Cooking a delicious meal for your wife at the end of the night - that's super easy.
Now, try cooking 300 plates every day at a Michelin Star level. It's a completely different ball game.

The same is true when we talk about data extraction requests. Sending a single request so that it gets through without a problem is something anyone can do. But scaling that to over 1,000 requests every second changes the game completely.
At Centric Software, we operate at this level, running over 5,000 scrapers that send 130 million requests daily. At this scale, you simply cannot be fixing things every single day. You have to shift your attention from reactive fixes to perfecting the initial development process.
The chef's secret
I used to be a Michelin-trained chef, and I remember working with a colleague who had an amazing capability. He would walk in with a massive list of tasks, and it would just disappear in seconds. I had no idea how he did it. One day, over a beer, I asked him his secret. He told me, "Just take your time."
It sounds counterintuitive, doesn't it? If I work slower on one task, I'll take longer to get to the next. But eventually, it made sense. Every mistake you make is costly. Every time you rush and have to re-do something, it takes time away from you. But, if you take your time, understand the task, and do it correctly the first time, the net amount of tasks you complete is far greater.
“Every minute you spend in the investigation is 10 times that saved in the implementation”
– Kieron Spearing, Data Collection Engineer, Centric Software
This is one of many lessons from the kitchen that can be directly translated to my work today as a Data Collection Engineer.
Adopting an investigative mindset
To build resilient scrapers that can handle thousands of requests per second, you need to adopt an investigative mindset. This is a methodical process for analyzing how a website works before you write a single line of code.
It can be broken down into three key phases:
Learn how the website expects user interaction.
Break down requests to their minimum requirements.
Translate these discoveries into a resilient scraper.
This process ensures you understand the system deeply. As Albert Einstein said:
“If you can’t explain it simply, you don’t understand it well enough.”
– Albert Einstein
A practical investigation: ‘Go shopping’
Let's walk through an example. The first step is to simply "Go Shopping." Open the target website in a browser and use it. How is the data represented naturally? How is a user expected to search for and buy a product?
As you interact with the site, your goal is to find where the data is coming from. Using your browser’s developer tools, you can inspect the network traffic and identify the specific API request that fetches the data you need.
Once you’ve located the request, it’s time for experimentation. This is where the fun begins.
Take the cURL of the request. Extract the raw request from your browser.
Bit by bit, remove components with the intention of breaking the request. Remove headers, cookies, and parameters one by one.
Fix it and repeat. When the request fails, you’ve found an essential component. Add it back, document it, and continue removing other parts.
The goal isn't just to get a working cURL command; the goal is to understand what you learn as you go.

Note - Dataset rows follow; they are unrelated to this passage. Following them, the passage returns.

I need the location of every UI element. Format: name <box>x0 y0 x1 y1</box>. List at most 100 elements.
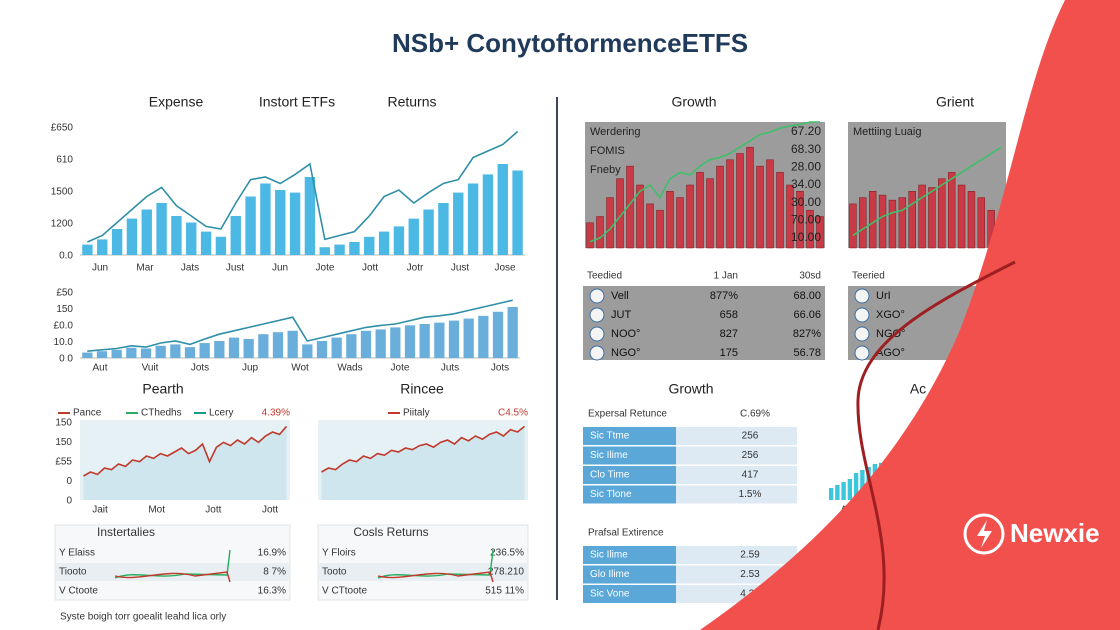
bar <box>230 216 241 255</box>
bar <box>200 231 212 255</box>
row-cell: 827% <box>793 328 821 340</box>
y-tick-label: 0 <box>66 476 72 487</box>
bar <box>847 479 853 500</box>
legend-value: 4.39% <box>262 408 290 419</box>
table-bg <box>583 286 825 360</box>
bar <box>636 184 644 249</box>
sparkline <box>377 571 494 583</box>
line <box>321 425 525 473</box>
bar <box>316 341 328 358</box>
line <box>83 425 288 477</box>
bar <box>375 329 386 358</box>
row-icon <box>589 345 605 361</box>
bar <box>331 337 342 358</box>
bar <box>706 178 714 249</box>
bar <box>766 159 774 249</box>
row-cell: 658 <box>720 309 738 321</box>
row-cell: Vell <box>611 290 629 302</box>
x-tick-label: Jott <box>262 505 278 516</box>
footnote: Syste boigh torr goealit leahd lica orly <box>60 612 226 623</box>
x-tick-label: Jats <box>181 263 199 274</box>
bar <box>947 172 956 249</box>
x-tick-label: Jup <box>242 363 259 374</box>
row-value: 256 <box>742 450 759 461</box>
row-icon <box>589 326 605 342</box>
x-tick-label: Jotr <box>407 263 424 274</box>
bar <box>360 330 372 358</box>
x-tick-label: Just <box>451 263 470 274</box>
bar <box>676 197 684 249</box>
section-title: Growth <box>668 381 713 397</box>
bar <box>423 209 434 255</box>
row-key <box>583 427 676 445</box>
row-value: 256 <box>742 431 759 442</box>
sparkline <box>114 571 231 583</box>
row-value: 2.53 <box>740 569 760 580</box>
y-tick-label: 0 0 <box>59 354 73 365</box>
bar <box>156 203 167 255</box>
bar <box>245 196 256 255</box>
row-cell: XGO° <box>876 309 905 321</box>
row-key <box>583 485 676 504</box>
table-header: 1 Jan <box>714 271 738 282</box>
panel-bg <box>585 122 825 248</box>
row-value: 236.5% <box>490 548 524 559</box>
bar <box>841 482 846 500</box>
bar <box>507 307 518 358</box>
bar <box>82 352 93 358</box>
x-tick-label: Mot <box>148 505 165 516</box>
row-label: Clo Time <box>590 470 630 481</box>
legend-label: Lcery <box>209 408 233 419</box>
bar <box>967 191 976 249</box>
bar <box>463 318 474 358</box>
bar <box>349 242 360 255</box>
table-title: Instertalies <box>97 525 155 539</box>
bar <box>448 320 460 358</box>
column-header: Grient <box>936 94 974 110</box>
bar <box>482 174 494 255</box>
bar <box>606 197 614 249</box>
x-tick-label: Mar <box>136 263 154 274</box>
table-header: Expersal Retunce <box>588 409 667 420</box>
x-tick-label: Jun <box>272 263 288 274</box>
bar <box>155 345 166 358</box>
table-header: Teeried <box>852 271 885 282</box>
panel-label: FOMIS <box>590 145 625 157</box>
bar <box>390 327 401 358</box>
bar <box>957 184 966 249</box>
bar <box>346 334 357 358</box>
table-title: Cosls Returns <box>353 525 428 539</box>
bar <box>393 226 405 255</box>
x-tick-label: Jott <box>362 263 378 274</box>
row-label: V Ctoote <box>59 586 98 597</box>
bar <box>938 178 946 249</box>
bar <box>736 153 744 249</box>
bar <box>888 199 897 249</box>
table-header: C.69% <box>740 409 770 420</box>
row-cell: 175 <box>720 347 738 359</box>
bar <box>302 344 313 358</box>
bar <box>287 330 298 358</box>
table-bg <box>54 524 291 601</box>
legend-label: Piitaly <box>403 408 430 419</box>
x-tick-label: Jots <box>191 363 209 374</box>
row-cell: 66.06 <box>793 309 821 321</box>
area <box>321 426 525 500</box>
bar <box>878 194 887 249</box>
bar <box>434 322 445 358</box>
x-tick-label: Juts <box>441 363 459 374</box>
bar <box>126 347 137 358</box>
bar <box>404 325 416 358</box>
title: NSb+ ConytoftormenceETFS <box>392 28 748 58</box>
legend-label: CThedhs <box>141 408 182 419</box>
table-header: Teedied <box>587 271 622 282</box>
row-icon <box>589 288 605 304</box>
row-label: Sic Ttme <box>590 431 630 442</box>
bar <box>170 344 181 358</box>
bar <box>586 222 594 249</box>
row-value: 16.9% <box>258 548 286 559</box>
row-label: Sic Ilime <box>590 450 628 461</box>
bar <box>96 351 108 358</box>
panel-value: 10.00 <box>791 230 821 244</box>
bar <box>126 218 138 255</box>
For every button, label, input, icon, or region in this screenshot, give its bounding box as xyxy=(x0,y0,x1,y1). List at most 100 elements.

This is why I avoid tools like Postman for this initial investigation, as they can modify the request in subtle ways. A better approach is to use a reverse proxy like mitmproxy, which shows you exactly what is being sent. For performing the investigations and documenting these requests, especially in a team environment, I recommend a tool like Bruno.
During this process, you should be able to answer several key questions:
Are cookies required?
Are any headers essential?
Where are dynamic values generated?
Is proxy quality important?
Is the proxy tied to the request?
Is the header order important?
Common pitfalls vs. winning strategies
This investigative process helps avoid common pitfalls that lead to brittle scrapers and technical debt. By shifting your strategy, you build for resilience and scale from the very beginning.
| Pitfalls (The Quick Way) | Strategies (The Resilient Way) |
|---|---|
| HTML-first approach: Scraping data directly from the HTML structure. | API-first approach: Finding the underlying API that populates the page. APIs are more stable and less likely to change than front-end layouts. |
| Gathering the entire feed at once: Creating a single, monolithic process to discover and collect all data. | Decouple discovery and collection: Use one process to find all the product URLs and a separate process to collect the data for each URL. This prevents a single failure from stopping the entire operation (avoiding cascading failure) and allows for targeted retries. |
| Hitting the website without regard to latency: Sending requests as fast as possible without any delays. | Retries with Jitter and/or bounded exponential backoff: Be respectful. Implement intelligent delays and backoff strategies to avoid overwhelming the server, which also reduces the chance of getting blocked. |
| Quick-fix approach: Rushing to get a scraper working to meet a deadline, creating technical debt. | Well-documented investigations & sustainable mindset: Take your time. Thoroughly document your findings. This creates a sustainable system that requires far less maintenance in the long run. |
By documenting your discoveries, you create a blueprint for a robust scraper. You understand your framework's limitations and can build any necessary tools.
Ultimately, scale comes from building resilient systems.
So, how can we send 1,000 requests per second as easily as we send one? The answer lies in the methodical, investigative process. Every minute you spend in the investigation is 10 times that saved in the implementation.
Because every chef knows that thorough preparation is the key to fine food.